Hummingbird Cake Recipe

Red-billed Streamertail Hummingbird, aka the Doctor Bird

No hummingbirds will be harmed in the making of this cake!!

Nope, it’s main ingredients are bananas, crushed pineapple, and pecans.

Being from the south myself, I can easily subscribe to the origins of this deliciousness being southern.

In fact, it’s formal introduction into mainstream American society was through Southern Living magazine in 1978, by Mrs .L.H.Wiggins of Greensboro, North Carolina.Who then forgot to tell us where it came from, bless her heart.

Regardless, it became one of the magazines most popular recipes, revered in the southland, and soon just about everywhere.

But there are varied theories as to its origins, and my best bet would be Jamaica, known as the Jamaican Cake.

The reasons start with the fact that the Red-billed Sreamertailed (male) hummingbird is Jamaica’s national bird, aka the Doctor-Bird.

This species of hummingbird can only be found in Jamaica. It’s “uppity” name is Trochilus polytmus also known as the Red-billed Streamertail.

It is also something of a star, having been featured in the opening line of Ian Fleming’s James Bond “For Your Eyes Only”.

That first line reads: “The most beautiful bird in Jamaica, and some say the most beautiful bird in the world, is the streamer- tail or doctor-hummingbird.”

Another reason for this being my best choice for the origins of the hummingbird cake would be its ingredients, bananas and pineapple.

In March of 1969, a cake named the Doctor-Bird cake was featured in the Jamaican Daily Gleaner, it’s ingredients being banana and pineapple.

Case closed! As for my own opinion anyway... you are always free to think it’s because it is so sweet…or that it can make you hum while eating it…or everyone hovers around it  before diving in!!

So, with no further ado, here is the Hummingbird Cake recipe:

Ingredients


3 cups all-purpose flour

1 teaspoon baking soda

1 teaspoon salt

2 cups sugar

1 teaspoon ground cinnamon

3 large eggs, beaten

1 cup canola oil

2 teaspoons vanilla extract

1 8 oz can crushed pineapple, with juice

1 cup chopped pecans

2 cups mashed or chopped bananas


Make sure wire racks are in center of oven.

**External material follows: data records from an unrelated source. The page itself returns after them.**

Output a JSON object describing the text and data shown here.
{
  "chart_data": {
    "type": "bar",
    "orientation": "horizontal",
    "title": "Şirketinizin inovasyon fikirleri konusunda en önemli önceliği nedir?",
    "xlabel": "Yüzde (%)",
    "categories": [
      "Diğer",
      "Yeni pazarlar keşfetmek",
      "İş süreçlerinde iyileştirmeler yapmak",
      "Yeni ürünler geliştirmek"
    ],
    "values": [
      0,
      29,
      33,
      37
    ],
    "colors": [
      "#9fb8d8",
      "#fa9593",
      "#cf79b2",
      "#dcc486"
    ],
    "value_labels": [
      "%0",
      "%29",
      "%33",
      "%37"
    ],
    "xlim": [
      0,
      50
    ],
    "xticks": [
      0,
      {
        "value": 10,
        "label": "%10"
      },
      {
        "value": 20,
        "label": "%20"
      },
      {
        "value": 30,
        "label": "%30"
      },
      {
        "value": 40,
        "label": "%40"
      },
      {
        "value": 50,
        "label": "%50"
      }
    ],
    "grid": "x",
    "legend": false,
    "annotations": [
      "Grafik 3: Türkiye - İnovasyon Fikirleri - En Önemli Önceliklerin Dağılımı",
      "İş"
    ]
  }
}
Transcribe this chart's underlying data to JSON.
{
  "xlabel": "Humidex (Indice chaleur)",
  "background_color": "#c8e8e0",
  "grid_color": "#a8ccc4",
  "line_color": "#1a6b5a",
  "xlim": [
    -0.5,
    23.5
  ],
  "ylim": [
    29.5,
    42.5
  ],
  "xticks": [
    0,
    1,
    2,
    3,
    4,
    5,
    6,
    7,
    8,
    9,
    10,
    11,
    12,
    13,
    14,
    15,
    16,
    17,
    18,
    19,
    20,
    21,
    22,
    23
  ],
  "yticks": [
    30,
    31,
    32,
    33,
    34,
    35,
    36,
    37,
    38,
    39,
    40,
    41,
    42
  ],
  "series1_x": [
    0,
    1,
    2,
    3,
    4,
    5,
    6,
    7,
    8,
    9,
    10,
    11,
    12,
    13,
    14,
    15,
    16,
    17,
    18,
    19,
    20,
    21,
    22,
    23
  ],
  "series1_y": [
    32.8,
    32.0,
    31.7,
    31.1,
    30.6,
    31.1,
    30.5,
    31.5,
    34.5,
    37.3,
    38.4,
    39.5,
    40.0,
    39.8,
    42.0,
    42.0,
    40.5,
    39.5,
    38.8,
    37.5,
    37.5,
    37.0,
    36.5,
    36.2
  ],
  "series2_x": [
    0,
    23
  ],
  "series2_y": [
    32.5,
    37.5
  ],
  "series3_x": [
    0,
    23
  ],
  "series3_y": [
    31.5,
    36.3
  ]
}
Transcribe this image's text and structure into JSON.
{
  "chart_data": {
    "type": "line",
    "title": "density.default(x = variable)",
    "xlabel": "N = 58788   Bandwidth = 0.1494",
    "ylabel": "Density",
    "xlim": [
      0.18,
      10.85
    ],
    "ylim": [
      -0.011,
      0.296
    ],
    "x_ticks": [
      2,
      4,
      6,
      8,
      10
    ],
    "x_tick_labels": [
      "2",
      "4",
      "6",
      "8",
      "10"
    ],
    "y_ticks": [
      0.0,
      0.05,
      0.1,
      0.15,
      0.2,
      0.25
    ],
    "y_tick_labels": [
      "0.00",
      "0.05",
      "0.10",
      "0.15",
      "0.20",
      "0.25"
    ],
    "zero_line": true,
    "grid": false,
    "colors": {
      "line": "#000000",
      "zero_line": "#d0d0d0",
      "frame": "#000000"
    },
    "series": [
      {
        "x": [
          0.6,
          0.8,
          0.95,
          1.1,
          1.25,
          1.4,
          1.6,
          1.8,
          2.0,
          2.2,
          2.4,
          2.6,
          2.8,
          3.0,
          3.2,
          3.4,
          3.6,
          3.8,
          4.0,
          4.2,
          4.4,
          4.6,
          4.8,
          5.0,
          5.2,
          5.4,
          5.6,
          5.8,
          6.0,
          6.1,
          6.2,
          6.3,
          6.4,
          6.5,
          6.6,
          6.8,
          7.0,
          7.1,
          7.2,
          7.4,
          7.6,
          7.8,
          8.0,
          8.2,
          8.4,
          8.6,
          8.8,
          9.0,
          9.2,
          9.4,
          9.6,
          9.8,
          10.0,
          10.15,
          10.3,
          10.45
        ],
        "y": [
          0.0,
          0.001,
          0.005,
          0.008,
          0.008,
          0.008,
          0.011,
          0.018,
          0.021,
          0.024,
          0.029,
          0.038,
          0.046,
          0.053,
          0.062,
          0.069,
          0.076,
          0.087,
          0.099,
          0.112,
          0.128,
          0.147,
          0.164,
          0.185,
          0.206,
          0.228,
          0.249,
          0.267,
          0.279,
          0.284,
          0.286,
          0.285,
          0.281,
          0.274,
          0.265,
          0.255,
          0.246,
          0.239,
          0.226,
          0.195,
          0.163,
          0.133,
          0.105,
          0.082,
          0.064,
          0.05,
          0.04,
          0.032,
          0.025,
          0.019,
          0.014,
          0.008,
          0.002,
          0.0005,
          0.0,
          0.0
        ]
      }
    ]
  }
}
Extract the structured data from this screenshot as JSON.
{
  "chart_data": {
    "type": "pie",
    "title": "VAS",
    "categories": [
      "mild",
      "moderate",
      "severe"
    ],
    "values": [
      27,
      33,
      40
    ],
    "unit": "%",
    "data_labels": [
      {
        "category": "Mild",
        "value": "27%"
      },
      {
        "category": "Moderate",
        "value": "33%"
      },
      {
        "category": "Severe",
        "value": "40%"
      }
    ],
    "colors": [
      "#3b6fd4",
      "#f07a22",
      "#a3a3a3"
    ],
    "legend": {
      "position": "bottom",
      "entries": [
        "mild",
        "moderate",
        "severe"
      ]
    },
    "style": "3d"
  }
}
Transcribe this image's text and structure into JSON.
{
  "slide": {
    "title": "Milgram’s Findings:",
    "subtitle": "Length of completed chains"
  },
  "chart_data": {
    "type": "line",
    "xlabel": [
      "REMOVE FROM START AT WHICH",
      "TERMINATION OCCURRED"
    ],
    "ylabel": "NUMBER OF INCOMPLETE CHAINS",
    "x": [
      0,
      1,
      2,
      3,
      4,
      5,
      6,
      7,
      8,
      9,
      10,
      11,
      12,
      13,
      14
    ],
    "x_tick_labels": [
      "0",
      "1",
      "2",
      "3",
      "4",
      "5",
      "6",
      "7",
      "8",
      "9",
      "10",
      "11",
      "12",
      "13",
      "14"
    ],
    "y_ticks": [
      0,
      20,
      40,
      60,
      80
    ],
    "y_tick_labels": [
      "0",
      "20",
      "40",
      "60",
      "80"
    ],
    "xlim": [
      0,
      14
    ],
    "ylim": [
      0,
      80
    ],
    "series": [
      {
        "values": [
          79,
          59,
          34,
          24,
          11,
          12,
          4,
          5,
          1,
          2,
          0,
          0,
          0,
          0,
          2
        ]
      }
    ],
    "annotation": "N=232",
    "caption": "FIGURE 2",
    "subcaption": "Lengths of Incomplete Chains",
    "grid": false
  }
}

Preheat oven to 350 degrees.

Whisk first 5 ingredients in a large bowl.

Add beaten eggs and oil, stirring until dry ingredients are moistened, but do not beat.

Stir in vanilla, pineapple, 1 cup pecans, and bananas.

Pour batter into three greased and floured 9-inch round cakepans.

Bake at 350 degrees for 25 to 30 minutes or until a wooden pick inserted in center comes out clean.

Cool in pans on wire racks 10 minutes.

Run knife around the edges and remove from pans, and cool completely on wire racks. 

  


Cream Cheese Frosting


1 eight ounce package  cream cheese, softened

1/2 cup butter or margarine, softened

1 16 oz package powdered sugar, sifted

1 tsp vanilla extract


Beat cream cheese and butter at medium speed with an electric mixer until smooth.

Gradually add powdered sugar, beating at low speed until light and fluffy.

Stir in vanilla.

Spread cream cheese frosting between layers, on top and sides of cake.

Garnish with additional pecans, and shredded coconut if desired.

Store in refrigerator.

It’s best in my opinion to set back out of refrigerator for about an hour so it will come to room temperature before serving.

Keep it stored in the fridge though.